В кровавом омуте - страница 4
Ольга была арестована у себя на квартире и немедленно отправлена в контрразведку. Я в это время находился в типографии тюменского союза потребительных обществ. Типография находилась на Базарной площади, где как раз начались расстрелы мобилизованных. Из окон было видно, как падали мертвыми и ранеными не только солдаты, но и, находившиеся в это время на базаре, женщины. Выйти из типографии было уже нельзя, так как она была оцеплена вооруженными колчаковцами. Через некоторое время (часа в 3 дня) я был арестован чехом и отправлен под охраной в контрразведку,
№ 4-5 В КРОВАВОМ ОМУТЕ 325
где я встретил Ольгу. Ни меня, ни ее не допрашивали и отправили в, так называемую, «каталажку» (помещение для уголовных), которая находилась как раз против контрразведки. Город был объявлен на осадном положении. В «каталажке» мы пробыли часа три. В течение этого срока, как потом оказалось, контрразведка и все, кто был с ней в союзе, распространяли по городу слухи, что мы арестованы во время произнесения речей перед
«взбунтовавшимися» солдатами, что у меня найден план вооруженного восстания. Тюменская буржуазия, в том числе и Колокольников, конечно, радовалась, что арестованы главные «организаторы» восстания. Часов в 6 вечера нас отправили под охраной на извозчиках в тюрьму. Тюремный двор в это время представлял из себя вид военного лагеря. Чехи, вооруженные с ног до головы, наполняли весь двор. Нас временно поместили в будку со стеклами, где обыкновенно происходили через решетку свидания с заключенными. Мимо нас, лязгая оружием и звеня шпорами, ходили взад и вперед чехи и поглядывали на нас с злорадным любопытством. Настроение у нас было напряженное. Вдруг раздался залп где-то вблизи. Потом я узнал, что возле женской тюрьмы, в том же дворе, чехи расстреляли Людмилу Базилевскую, с которой они расправились за то, что она, будучи на службе в контрразведке, делала неправильные доносы на местных жителей, из которых некоторые были даже на стороне Колчака. Она, между прочим, сделала донос и на нас, кажется, месяца за два до рокового дня, и нас тогда арестовали, но продержали всего несколько часов.

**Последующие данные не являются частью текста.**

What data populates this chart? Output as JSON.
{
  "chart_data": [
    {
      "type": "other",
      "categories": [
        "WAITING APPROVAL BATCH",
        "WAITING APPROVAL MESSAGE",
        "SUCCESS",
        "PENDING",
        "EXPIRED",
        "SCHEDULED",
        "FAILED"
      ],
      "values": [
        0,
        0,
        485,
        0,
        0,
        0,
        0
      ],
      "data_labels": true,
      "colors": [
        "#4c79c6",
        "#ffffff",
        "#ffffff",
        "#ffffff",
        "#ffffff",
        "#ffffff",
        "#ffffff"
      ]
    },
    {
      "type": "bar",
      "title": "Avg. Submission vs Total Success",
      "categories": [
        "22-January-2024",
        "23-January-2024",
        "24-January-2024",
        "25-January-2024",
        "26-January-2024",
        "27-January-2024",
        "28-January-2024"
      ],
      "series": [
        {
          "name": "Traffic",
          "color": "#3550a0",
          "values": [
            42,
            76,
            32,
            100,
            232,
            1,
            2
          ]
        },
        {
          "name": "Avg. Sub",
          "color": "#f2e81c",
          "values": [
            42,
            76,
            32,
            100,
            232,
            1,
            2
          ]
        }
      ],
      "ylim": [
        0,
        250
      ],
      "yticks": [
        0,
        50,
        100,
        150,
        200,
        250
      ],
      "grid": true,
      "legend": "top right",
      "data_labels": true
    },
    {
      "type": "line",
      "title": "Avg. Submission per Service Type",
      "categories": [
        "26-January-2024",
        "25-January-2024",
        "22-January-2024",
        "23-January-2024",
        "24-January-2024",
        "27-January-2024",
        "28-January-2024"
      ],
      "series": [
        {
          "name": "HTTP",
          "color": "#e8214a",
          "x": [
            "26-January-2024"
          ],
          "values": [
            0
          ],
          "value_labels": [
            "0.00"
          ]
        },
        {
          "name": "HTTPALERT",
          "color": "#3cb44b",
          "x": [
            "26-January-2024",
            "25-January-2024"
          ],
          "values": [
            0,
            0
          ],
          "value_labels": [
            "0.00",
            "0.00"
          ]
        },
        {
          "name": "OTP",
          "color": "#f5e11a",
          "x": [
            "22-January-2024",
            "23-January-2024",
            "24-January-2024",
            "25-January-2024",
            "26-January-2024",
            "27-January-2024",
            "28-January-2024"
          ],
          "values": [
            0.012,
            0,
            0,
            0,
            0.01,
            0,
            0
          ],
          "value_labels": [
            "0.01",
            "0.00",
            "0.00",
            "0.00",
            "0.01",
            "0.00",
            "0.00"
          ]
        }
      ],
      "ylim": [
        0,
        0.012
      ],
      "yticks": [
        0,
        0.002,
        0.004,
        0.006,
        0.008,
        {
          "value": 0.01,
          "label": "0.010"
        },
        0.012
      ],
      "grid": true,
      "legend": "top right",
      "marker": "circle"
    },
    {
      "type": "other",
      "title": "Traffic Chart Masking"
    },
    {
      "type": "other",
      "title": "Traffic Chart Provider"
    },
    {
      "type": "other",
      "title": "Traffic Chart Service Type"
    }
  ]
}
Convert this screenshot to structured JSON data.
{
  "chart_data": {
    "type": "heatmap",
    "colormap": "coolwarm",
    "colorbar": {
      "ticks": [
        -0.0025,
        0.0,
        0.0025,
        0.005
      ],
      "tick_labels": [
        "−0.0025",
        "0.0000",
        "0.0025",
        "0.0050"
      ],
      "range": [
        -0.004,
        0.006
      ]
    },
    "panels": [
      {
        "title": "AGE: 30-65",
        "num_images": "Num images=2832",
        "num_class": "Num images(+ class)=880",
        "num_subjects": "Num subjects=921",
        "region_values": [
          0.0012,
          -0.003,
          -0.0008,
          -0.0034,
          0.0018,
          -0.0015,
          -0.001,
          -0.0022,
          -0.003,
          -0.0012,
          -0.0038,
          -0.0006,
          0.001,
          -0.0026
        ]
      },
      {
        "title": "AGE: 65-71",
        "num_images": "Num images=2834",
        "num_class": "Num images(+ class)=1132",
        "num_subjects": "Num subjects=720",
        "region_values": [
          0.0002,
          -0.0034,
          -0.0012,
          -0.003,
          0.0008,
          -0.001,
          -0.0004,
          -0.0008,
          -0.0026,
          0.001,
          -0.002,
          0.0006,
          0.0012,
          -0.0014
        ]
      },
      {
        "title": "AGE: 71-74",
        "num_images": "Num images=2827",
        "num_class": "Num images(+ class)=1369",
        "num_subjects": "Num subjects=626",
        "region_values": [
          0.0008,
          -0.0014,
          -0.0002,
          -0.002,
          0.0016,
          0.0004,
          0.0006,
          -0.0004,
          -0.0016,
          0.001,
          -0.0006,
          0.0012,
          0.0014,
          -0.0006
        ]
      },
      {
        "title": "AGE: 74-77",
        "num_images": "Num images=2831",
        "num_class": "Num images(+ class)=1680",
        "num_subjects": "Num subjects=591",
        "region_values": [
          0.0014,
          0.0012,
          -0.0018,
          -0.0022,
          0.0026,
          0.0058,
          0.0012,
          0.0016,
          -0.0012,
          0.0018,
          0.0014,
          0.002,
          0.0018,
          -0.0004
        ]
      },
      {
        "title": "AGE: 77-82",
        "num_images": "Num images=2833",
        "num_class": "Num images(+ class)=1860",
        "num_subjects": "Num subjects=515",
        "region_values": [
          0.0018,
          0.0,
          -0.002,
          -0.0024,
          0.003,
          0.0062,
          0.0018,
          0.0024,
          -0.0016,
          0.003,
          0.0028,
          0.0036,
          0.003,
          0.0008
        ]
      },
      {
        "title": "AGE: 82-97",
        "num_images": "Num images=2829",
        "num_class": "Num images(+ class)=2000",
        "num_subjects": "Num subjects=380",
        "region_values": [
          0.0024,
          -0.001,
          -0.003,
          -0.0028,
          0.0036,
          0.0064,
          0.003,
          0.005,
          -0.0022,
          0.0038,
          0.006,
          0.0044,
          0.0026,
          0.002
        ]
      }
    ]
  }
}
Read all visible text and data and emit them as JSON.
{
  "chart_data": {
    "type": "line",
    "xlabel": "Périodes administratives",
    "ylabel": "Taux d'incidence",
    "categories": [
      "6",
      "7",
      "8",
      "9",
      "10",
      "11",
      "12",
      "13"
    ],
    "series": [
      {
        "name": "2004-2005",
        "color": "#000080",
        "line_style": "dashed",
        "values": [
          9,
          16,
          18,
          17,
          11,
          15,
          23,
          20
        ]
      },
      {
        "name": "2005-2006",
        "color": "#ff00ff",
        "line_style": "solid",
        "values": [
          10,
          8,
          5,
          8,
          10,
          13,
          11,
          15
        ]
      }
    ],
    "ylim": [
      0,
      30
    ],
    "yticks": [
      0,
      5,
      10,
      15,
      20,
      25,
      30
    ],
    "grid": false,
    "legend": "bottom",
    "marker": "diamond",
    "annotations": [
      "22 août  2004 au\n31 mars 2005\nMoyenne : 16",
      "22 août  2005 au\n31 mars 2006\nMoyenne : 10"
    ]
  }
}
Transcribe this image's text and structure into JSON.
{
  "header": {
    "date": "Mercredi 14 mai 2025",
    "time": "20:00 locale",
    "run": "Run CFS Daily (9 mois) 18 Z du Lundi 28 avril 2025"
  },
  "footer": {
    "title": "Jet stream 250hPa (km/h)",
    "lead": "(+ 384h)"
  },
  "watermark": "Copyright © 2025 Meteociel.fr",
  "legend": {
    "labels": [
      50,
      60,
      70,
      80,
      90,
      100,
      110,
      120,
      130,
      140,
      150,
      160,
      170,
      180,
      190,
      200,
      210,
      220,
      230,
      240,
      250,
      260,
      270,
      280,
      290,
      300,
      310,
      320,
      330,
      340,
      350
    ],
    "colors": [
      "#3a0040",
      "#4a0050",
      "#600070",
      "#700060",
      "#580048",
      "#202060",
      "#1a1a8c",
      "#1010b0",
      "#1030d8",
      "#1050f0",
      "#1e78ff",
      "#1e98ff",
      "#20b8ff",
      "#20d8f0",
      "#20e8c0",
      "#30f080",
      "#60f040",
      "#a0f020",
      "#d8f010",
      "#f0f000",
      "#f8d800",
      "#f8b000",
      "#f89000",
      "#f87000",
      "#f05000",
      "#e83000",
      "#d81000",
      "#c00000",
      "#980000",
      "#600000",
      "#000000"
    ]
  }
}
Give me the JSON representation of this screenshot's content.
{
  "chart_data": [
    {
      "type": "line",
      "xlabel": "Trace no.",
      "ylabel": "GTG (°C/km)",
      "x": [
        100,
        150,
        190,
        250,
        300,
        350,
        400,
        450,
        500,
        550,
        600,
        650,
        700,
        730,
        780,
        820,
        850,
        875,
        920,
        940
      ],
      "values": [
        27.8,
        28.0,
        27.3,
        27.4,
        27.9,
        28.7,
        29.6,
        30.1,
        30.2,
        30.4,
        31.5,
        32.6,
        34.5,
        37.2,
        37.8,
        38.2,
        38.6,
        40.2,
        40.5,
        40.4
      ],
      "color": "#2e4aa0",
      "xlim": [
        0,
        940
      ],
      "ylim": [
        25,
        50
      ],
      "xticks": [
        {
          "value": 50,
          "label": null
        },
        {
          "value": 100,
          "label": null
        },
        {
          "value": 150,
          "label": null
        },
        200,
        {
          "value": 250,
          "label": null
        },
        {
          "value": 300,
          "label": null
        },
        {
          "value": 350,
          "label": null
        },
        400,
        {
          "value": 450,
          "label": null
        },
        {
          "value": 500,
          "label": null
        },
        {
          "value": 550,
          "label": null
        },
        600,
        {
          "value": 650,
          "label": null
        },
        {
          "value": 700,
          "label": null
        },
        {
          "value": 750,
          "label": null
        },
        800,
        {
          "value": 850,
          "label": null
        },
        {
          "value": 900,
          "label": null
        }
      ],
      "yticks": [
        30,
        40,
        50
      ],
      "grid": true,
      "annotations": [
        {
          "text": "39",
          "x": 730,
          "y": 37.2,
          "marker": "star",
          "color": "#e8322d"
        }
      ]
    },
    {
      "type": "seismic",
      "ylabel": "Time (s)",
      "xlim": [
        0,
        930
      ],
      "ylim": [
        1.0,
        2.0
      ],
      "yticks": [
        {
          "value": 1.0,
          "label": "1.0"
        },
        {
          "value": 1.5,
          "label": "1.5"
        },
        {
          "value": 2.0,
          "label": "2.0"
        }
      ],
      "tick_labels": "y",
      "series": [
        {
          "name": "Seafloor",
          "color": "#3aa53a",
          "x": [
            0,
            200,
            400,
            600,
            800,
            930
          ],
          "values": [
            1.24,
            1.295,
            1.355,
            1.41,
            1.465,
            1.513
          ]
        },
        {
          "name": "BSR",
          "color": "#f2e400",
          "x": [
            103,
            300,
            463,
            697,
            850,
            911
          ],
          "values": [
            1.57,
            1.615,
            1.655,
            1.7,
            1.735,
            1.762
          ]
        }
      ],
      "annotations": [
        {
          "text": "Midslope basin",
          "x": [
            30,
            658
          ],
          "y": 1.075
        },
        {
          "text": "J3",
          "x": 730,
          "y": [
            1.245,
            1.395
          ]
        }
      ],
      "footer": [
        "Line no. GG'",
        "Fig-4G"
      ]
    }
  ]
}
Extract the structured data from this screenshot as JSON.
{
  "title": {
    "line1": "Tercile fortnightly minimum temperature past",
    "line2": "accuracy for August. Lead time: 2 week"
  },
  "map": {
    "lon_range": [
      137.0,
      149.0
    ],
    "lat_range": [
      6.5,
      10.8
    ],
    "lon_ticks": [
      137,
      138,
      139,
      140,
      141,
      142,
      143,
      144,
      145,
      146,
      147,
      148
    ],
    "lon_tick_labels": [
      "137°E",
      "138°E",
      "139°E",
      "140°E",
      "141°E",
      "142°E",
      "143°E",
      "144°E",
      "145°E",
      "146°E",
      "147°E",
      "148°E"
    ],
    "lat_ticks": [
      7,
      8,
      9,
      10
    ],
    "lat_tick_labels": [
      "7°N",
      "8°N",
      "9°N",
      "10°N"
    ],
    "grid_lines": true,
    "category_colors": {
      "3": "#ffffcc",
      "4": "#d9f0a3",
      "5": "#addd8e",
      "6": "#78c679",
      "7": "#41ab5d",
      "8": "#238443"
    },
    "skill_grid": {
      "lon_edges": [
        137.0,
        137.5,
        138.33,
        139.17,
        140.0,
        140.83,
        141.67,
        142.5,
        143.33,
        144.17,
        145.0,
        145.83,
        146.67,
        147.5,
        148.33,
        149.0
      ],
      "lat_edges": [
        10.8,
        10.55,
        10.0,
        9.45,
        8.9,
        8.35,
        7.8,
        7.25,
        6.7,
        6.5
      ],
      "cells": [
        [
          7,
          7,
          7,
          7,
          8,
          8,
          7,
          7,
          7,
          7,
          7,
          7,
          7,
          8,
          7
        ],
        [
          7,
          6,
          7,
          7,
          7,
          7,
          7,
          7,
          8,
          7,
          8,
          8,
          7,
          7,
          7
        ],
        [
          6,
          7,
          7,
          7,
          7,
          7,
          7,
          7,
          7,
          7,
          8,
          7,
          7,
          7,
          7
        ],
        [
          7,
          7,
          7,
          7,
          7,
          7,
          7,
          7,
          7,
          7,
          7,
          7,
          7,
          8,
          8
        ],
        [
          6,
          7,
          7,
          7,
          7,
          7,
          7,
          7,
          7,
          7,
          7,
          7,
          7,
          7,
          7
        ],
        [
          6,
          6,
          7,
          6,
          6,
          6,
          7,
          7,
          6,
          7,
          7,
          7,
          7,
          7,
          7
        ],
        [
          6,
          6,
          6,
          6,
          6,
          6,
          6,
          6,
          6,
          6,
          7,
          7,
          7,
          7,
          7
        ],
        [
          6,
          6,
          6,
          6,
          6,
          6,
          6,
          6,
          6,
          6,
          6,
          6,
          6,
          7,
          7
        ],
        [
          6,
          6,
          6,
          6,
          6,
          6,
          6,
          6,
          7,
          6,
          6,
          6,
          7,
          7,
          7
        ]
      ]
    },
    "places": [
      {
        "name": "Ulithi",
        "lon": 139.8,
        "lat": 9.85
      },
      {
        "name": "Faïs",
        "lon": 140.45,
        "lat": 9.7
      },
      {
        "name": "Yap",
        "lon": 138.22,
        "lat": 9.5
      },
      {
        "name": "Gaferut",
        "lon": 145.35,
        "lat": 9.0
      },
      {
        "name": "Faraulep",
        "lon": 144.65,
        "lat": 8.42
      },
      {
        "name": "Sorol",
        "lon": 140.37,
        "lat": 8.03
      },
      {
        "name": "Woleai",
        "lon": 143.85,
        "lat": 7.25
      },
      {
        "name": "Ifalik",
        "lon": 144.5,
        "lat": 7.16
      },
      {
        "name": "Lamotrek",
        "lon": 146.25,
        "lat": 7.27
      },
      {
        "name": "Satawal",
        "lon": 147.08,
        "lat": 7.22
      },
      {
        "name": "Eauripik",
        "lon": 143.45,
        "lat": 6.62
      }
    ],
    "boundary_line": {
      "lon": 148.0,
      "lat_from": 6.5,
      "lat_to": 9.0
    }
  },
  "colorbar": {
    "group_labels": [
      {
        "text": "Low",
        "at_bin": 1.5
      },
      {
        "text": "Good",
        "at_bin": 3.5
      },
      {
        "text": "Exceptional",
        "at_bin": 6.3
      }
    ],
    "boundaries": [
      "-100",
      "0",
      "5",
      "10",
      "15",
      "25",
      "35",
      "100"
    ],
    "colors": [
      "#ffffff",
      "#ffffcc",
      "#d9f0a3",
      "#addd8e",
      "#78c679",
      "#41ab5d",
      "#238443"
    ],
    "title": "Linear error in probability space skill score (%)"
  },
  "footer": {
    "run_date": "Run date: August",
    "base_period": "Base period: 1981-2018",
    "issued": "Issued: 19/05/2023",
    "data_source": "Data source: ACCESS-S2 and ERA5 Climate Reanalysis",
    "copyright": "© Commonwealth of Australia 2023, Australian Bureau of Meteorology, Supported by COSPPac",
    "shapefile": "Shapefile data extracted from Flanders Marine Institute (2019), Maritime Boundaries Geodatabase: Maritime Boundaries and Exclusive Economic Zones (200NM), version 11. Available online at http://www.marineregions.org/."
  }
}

Этот донос не спас ее от трагической развязки...
Залп заставил нас насторожиться... Невольно мелькнула мысль, что нас ожидает что-то... Помню, Ольга сказала: «Я чувствую, что нас расстреляют... Меня беспокоит участь дочки... Нам не нужно было иметь ребенка. Впрочем, теперь уже поздно говорить об этом» ... Я ответил, что, может быть, еще и ничего страшного не случится, а если и случится, то найдутся люди, которые позаботятся о дочке... Скоро нас разлучили: Ольгу отвели в женскую тюрьму, а меня в мужскую. Часов в десять вечера меня и Ольгу вызвали в контору. Там мы встретили еще 3 заключенных, арестованных несколько месяцев тому назад.
Один из них, бывший красноармеец, латыш, был мне известен еще по коммерческому училищу, где он одновременно со мной служил писцом в канцелярии. К сожалению, в данную минуту я никак не могу припомнить его фамилии.
Ему оставалось сидеть в тюрьме небольшой срок. Другой заключенный был некий Тупицын, бывший капитан парохода, которого арестовали по доносу и при аресте отобрали у него несколько тысяч романовских денег, которыми завладела контрразведка и не хотела их возвращать по
принадлежности. Третий заключенный был недавно привезен из какой-то другой тюрьмы. Есть основание думать, что это был Новгородцев, кажется, родной брат Клавдии Тимофеевны Новгородцевой-Свердловой, жены Я. М. Свердлова. Из конторы нас впятером под усиленным конвоем отправили в контрразведку. Там нас не допрашивали, а заставили с полчаса ждать нового конвоя, чтобы отправить снова в тюрьму. Нам это показалось, по меньшей мере, странным. Я после узнал, что начальник контрразведки Эверт был в это время в поисках кого-либо из офицеров, который согласился бы руководить нашим расстрелом. Охотник нашелся. Это был подпоручик Константинов, который явился за нами «не то, чтобы очень пьян, но весел бесконечно», вместе с несколькими вооруженными людьми, в полушубках, папахах, но без всяких погон и военных значков.